Willoughby was apart with the chaplain a full half-hour, during which time Maud wept over the graves, the rest standing by in respectful silence. As for Nick, a stone could scarcely have been more fixed than his attitude. Nevertheless, his mien was rebuked, his eye downcast; even his bosom was singularly convulsed. He knew that the chaplain was communicating to Willoughby the manner in which he had slain his father. At length, the gentlemen returned slowly towards the graves; the general agitated, frowning, and flushed. As for Mr. Woods, he was placid and full of hope. Willoughby had yielded to his expostulations and arguments a forgiveness, which came reluctantly, and perhaps as much for the want of a suitable object for retaliation, as from a sense of Christian duty.
“Nicholas,” said the chaplain, “I have told the general all.”
“He know him!” cried the Indian, with startling energy.
“I do, Wyandotte; and sorry have I been to learn it. You have made my heart bitter.”

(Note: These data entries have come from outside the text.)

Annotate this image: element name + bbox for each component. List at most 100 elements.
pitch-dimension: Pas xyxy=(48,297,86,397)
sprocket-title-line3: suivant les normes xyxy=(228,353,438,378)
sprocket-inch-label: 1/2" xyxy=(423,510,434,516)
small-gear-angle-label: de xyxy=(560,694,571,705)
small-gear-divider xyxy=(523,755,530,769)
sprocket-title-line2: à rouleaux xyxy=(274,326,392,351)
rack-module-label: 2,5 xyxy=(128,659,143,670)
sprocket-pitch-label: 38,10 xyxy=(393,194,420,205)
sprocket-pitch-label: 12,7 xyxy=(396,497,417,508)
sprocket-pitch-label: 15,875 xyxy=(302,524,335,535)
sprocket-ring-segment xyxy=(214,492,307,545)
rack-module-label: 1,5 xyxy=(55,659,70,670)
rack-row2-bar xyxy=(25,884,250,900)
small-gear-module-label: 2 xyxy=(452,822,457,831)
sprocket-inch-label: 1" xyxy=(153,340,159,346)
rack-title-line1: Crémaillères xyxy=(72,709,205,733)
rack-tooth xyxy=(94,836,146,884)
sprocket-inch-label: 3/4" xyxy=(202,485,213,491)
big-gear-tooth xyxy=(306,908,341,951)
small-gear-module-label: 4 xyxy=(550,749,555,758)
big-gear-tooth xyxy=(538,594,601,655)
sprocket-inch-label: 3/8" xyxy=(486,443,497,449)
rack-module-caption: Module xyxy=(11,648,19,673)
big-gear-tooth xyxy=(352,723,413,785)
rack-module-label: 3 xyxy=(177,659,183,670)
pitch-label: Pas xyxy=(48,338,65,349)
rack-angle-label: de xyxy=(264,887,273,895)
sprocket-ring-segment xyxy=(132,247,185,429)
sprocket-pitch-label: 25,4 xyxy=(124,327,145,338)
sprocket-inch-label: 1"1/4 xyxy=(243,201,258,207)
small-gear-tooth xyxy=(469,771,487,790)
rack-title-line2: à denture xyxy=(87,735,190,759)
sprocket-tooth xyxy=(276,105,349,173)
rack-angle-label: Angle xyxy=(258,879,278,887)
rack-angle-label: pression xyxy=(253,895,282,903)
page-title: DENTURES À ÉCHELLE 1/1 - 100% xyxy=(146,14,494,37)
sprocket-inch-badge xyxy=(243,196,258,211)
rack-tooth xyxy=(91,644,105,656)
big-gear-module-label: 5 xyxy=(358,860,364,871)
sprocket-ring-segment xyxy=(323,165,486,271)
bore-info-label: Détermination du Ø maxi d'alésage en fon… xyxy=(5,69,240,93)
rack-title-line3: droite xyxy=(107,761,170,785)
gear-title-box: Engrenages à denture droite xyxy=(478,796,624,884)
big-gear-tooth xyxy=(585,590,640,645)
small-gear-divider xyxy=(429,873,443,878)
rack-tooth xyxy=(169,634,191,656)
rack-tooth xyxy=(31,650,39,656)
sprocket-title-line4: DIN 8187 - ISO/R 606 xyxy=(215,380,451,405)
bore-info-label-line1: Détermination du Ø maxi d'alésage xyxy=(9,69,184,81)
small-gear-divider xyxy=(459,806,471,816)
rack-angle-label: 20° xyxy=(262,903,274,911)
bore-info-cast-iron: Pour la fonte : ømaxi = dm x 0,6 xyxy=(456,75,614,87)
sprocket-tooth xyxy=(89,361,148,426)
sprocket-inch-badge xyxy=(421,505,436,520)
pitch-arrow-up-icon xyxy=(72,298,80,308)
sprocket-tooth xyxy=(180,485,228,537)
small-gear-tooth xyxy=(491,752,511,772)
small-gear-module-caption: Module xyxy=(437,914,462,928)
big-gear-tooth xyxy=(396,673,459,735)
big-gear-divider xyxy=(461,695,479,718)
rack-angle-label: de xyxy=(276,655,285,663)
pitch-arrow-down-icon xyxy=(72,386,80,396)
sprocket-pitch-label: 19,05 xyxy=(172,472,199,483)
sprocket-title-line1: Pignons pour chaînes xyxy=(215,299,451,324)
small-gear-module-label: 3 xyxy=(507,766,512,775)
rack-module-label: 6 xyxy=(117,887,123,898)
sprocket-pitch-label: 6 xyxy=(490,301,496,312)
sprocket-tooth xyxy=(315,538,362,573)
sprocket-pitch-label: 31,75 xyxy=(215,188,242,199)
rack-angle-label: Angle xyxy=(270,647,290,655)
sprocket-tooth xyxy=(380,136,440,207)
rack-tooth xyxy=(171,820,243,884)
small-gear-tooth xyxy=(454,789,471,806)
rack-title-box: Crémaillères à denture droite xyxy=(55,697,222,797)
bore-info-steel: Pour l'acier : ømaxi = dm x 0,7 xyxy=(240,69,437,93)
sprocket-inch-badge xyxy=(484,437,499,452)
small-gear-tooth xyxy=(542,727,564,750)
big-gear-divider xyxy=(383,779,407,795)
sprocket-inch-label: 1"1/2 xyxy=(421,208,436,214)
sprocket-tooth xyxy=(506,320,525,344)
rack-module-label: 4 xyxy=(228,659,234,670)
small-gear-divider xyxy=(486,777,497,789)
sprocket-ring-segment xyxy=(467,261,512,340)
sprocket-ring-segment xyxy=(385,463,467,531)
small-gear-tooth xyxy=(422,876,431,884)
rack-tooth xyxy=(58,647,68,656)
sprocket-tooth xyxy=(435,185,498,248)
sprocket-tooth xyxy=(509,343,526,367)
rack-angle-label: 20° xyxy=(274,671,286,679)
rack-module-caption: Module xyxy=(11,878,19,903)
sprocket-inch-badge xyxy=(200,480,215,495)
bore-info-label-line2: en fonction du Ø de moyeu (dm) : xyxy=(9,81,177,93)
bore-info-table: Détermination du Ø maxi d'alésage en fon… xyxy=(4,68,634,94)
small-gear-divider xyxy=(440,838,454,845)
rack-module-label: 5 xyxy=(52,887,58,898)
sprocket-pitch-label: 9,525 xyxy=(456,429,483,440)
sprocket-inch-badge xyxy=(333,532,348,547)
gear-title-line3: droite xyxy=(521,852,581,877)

Nick was terribly agitated. His youthful and former opinions maintained a fearful struggle with those which had come late in life; the result being a wild admixture of his sense of Indian justice, and submission to the tenets of his new, and imperfectly-comprehended faith. For a moment, the first prevailed. Advancing, with a firm step, to the general, he put his own bright and keen tomahawk into the other’s hands, folded his arms on his bosom, bowed his head a little, and said, firmly—
“Strike—Nick kill cap’in—Major kill Nick.”
“No, Tuscarora, no,” answered Sir Robert Willoughby, his whole soul yielding before this act of humble submission—“May God in heaven forgive the deed, as I now forgive you.”
There was a wild smile gleaming on the face of the Indian; he grasped both hands of Willoughby in his own. He then muttered the words, “God forgive,” his eye rolled upward at the clouds, and he fell dead on the grave of his victim. It was thought, afterwards, that agitation had accelerated the crisis of an incurable affection of the heart.
A few minutes of confusion followed. Then Mike, bare-headed, his old face flushed and angry, dragged from his pockets a string of strange-looking, hideous objects, and laid them by the Indian’s side. They were human scalps, collected by himself, in the course of many campaigns, and brought, as a species of hecatomb, to the graves of the fallen.